今日インプラント治療は、もはや「特殊な治療」ではなく、歯科治療のオプションの一つとして確立するに至りました。最近、インプラント治療に関する情報がマスコミなどで報じられておりますが、インプラントの失敗が強調されているきらいがありインプラントの良い面が正しく情報提供されていないようです。当院でインプラント治療を希望される患者さんでもインプラントに恐怖感を抱いておられる方が増えています。
これは歯科医師がインプラントの適応症の選択を誤ったり、適切な残存歯の処理、外科術式、補綴物の設計、メインテナンスが行われていないことによるインプラント治療の失敗が少なからずあるためだと思われます。しかし、正しくインプラント治療が行われれば失われた天然歯と類似のものが再現されるわけですから患者さんにとってこれほど画期的な治療はないはずです。
■ インプラントの構造
■ 素材の安全性
インプラントの素材は、チタンで形成されています。40年以上の臨床研究により、チタンという素材が人体に拒絶反応を与えず、時間を経過することで、骨と結合する(オッセオインテグレーション)ことが確認されております。このチタンの特性を利用し、人工的に歯の土台である歯根を造り、人工的な歯を立てることで、丈夫で安定した治療を施すことができるのです。 また、インプラント治療で使用するチタンは金属アレルギーの報告が最も少ないので、安心して治療を受けていただくことができます。
電子顕微鏡で見た酸化チタンの表面
正しい治療を行っていくために重要なことは適応・非適応の振り分けと患者さんに対する説明や情報提供であります。現実問題としてインプラント治療が必要な患者さんの口腔内は欠損部以外の部位に多くの歯科治療(歯周病、虫歯、咬合)が必要なことが多いことが挙げられます。

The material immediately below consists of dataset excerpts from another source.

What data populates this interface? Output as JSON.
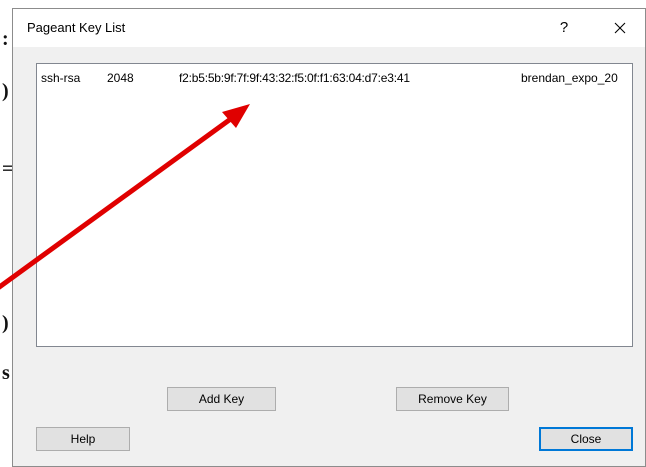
{
  "dialog": {
    "title": "Pageant Key List",
    "help_glyph": "?",
    "close_glyph": "×"
  },
  "keylist": {
    "rows": [
      {
        "type": "ssh-rsa",
        "bits": "2048",
        "fingerprint": "f2:b5:5b:9f:7f:9f:43:32:f5:0f:f1:63:04:d7:e3:41",
        "comment": "brendan_expo_20"
      }
    ]
  },
  "buttons": {
    "add_key": "Add Key",
    "remove_key": "Remove Key",
    "help": "Help",
    "close": "Close"
  },
  "annotation": {
    "arrow_color": "#e00000"
  },
  "colors": {
    "dialog_bg": "#f0f0f0",
    "titlebar_bg": "#ffffff",
    "button_bg": "#e1e1e1",
    "default_button_border": "#0078d7"
  }
}
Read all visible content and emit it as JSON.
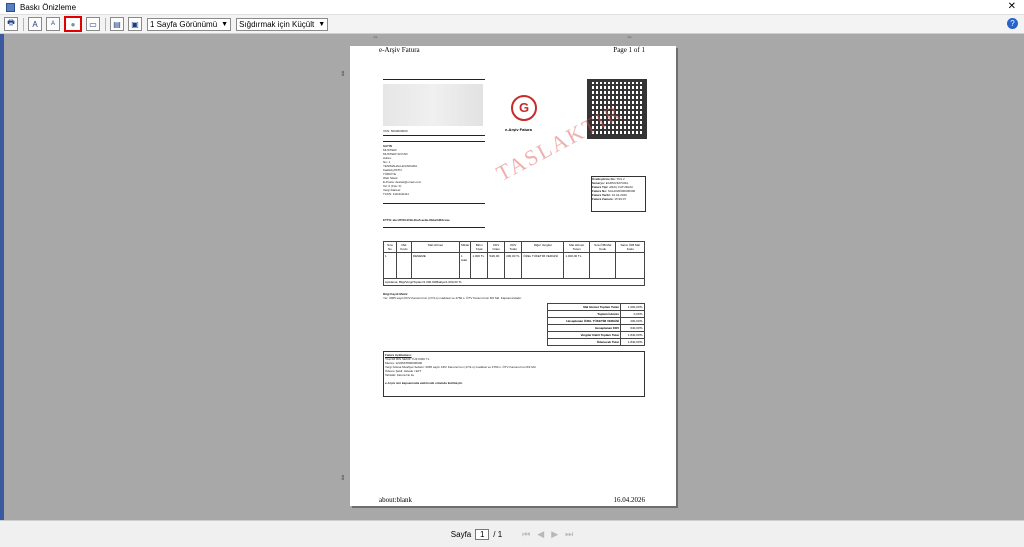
{
  "window": {
    "title": "Baskı Önizleme",
    "close_glyph": "✕"
  },
  "toolbar": {
    "buttons": [
      {
        "name": "print-icon",
        "glyph": "🖶"
      },
      {
        "name": "font-large-icon",
        "glyph": "A"
      },
      {
        "name": "font-small-icon",
        "glyph": "A"
      },
      {
        "name": "color-icon",
        "glyph": "●"
      },
      {
        "name": "page-setup-icon",
        "glyph": "▭"
      },
      {
        "name": "header-footer-icon",
        "glyph": "▤"
      },
      {
        "name": "fullscreen-icon",
        "glyph": "▣"
      }
    ],
    "view_select": "1 Sayfa Görünümü",
    "fit_select": "Sığdırmak için Küçült",
    "help_glyph": "?"
  },
  "page": {
    "header_left": "e-Arşiv Fatura",
    "header_right": "Page 1 of 1",
    "footer_left": "about:blank",
    "footer_right": "16.04.2026",
    "watermark": "TASLAKTIR",
    "logo_caption": "e-Arşiv Fatura",
    "invoice": {
      "vkn": "VKN: 5000000000",
      "sayin": "SAYIN",
      "musteri_lines": [
        "MUSTERI",
        "MUSTERI SOYAD",
        "Adres:",
        "No: 1",
        "YENIMAHALLE/ANKARA",
        "Kadıköy/İSTN.",
        "TÜRKİYE",
        "Web Sitesi:",
        "E-Posta: destek@ornek.com",
        "Tel: 0 (Fax: 0)",
        "Vergi Dairesi:",
        "TCKN: 11111111111"
      ],
      "info_rows": [
        [
          "Özelleştirme No:",
          "TR1.2"
        ],
        [
          "Senaryo:",
          "EARSIVFATURA"
        ],
        [
          "Fatura Tipi:",
          "ARAÇ FATURASI"
        ],
        [
          "Fatura No:",
          "SAL2026000000000"
        ],
        [
          "Fatura Tarihi:",
          "16.04.2026"
        ],
        [
          "Fatura Zamanı:",
          "15:39:07"
        ]
      ],
      "ettn": "ETTN: abcd7f33-0f49-4ba5-ae9e-8bba3d63ccae",
      "table_headers": [
        "Sıra No",
        "Mal Kodu",
        "Mal Hizmet",
        "Miktar",
        "Birim Fiyat",
        "KDV Oranı",
        "KDV Tutarı",
        "Diğer Vergiler",
        "Mal Hizmet Tutarı",
        "Sıra ÖIB Mal Kodu",
        "Satıcı ÖIB Mal Kodu"
      ],
      "table_row": [
        "1",
        "",
        "DENEME",
        "1 Adet",
        "1.000 TL",
        "%20,00",
        "200,00 TL",
        "ÖZEL TÜKETİM VERGİSİ",
        "1.000,00 TL",
        "",
        ""
      ],
      "table_note": "Açıklama: Bilgi/Vergi/Toplam/1.000,00/Bakiye/1.000,00 TL",
      "note_title": "Bilgi Kaydı Metni:",
      "note_text": "Yer: 3065 sayılı KDV Kanunu'nun (17/4-s) maddesi ve 4760 s. ÖTV Kanunu'nun 8/2 Md. Kapsamındadır.",
      "totals": [
        [
          "Mal Hizmet Toplam Tutarı",
          "1.000,00TL"
        ],
        [
          "Toplam İskonto",
          "0,00TL"
        ],
        [
          "Hesaplanan ÖZEL TÜKETİM VERGİSİ",
          "200,00TL"
        ],
        [
          "Hesaplanan KDV",
          "640,00TL"
        ],
        [
          "Vergiler Dahil Toplam Tutar",
          "1.840,00TL"
        ],
        [
          "Ödenecek Tutar",
          "1.840,00TL"
        ]
      ],
      "fatura_aciklama_title": "Fatura Açıklaması:",
      "fatura_aciklama_lines": [
        "YALNIZ BİN SEKİZ YÜZ KIRK TL",
        "Mersis: 1234567890000000",
        "Vergi İstisna Muafiyet Sebebi: 3065 sayılı KDV Kanunu'nun (17/4-s) maddesi ve 4760 s. ÖTV Kanunu'nun 8/2 Md.",
        "Ödeme Şekli: Havale / EFT",
        "Tahsilat: Fatura No ile"
      ],
      "footer_note": "e-Arşiv izni kapsamında elektronik ortamda iletilmiştir."
    }
  },
  "statusbar": {
    "page_label": "Sayfa",
    "page_value": "1",
    "page_total": "/ 1"
  }
}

そもそも天然歯というものは虫歯や歯周病に対してかなりの抵抗力を持っています。その強固な天然歯ですら喪失してしまうような環境で単純にインプラントという代替治療を行ったとしても早晩失敗という結果に至ってしまっても仕方がありません。
従って当院ではまず患者さんに、どういう過程で歯が無くなっていくのか、歯を残すためにはどうしたらよいかをよく理解していただいてから治療を開始することを原則としております。人工物であるインプラントにすれば放って置いても大丈夫だと考えている人が多いのではないかと思いますが、インプラントに対しては天然歯と同じ、あるいはそれ以上のメンテナンスが必要なわけですから、なぜ抜歯しなければならなかったのか、なぜこのような状態になったのかを知り以下の二点について認識していただきたいと考えております。

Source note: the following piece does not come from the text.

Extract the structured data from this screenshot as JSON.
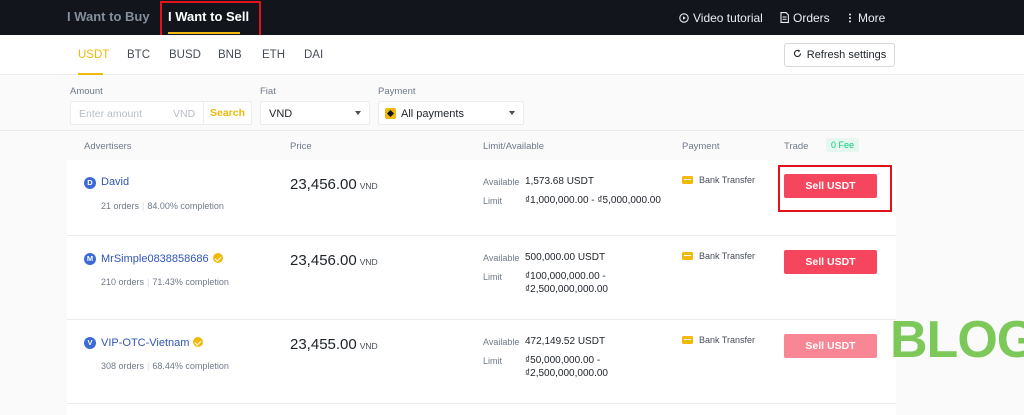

また、総合的な治療計画を立案していく上では「戦略的抜歯」という選択肢が存在することも忘れてはなりません。これは長くとも1~2年しか持たないような歯牙に対し、少し先を読み種々の意味で患者さんの負担が少なくなる場合に行う抜歯であり、単純にインプラントの方が良いということではありませんが一つの口腔内を長期的な観点で診た場合、インプラントの方が力学的に有利であることも多いため選択されることもあります。
インプラント治療をするうえで
認識して頂きたいこと
メンテナンスフリーでは無いことの認識
インプラントを長持ちさせるためには天然歯を残すのと同じ努力が必要であること。
あくまでも治療の一選択肢であることの認識
欠損部にインプラントを入れてどうこうと言う事ではなくまず今なら残せる歯をいかに保存していくかということを考え、その中でインプラントがその目的を達成するための一つの治療法として存在するということ。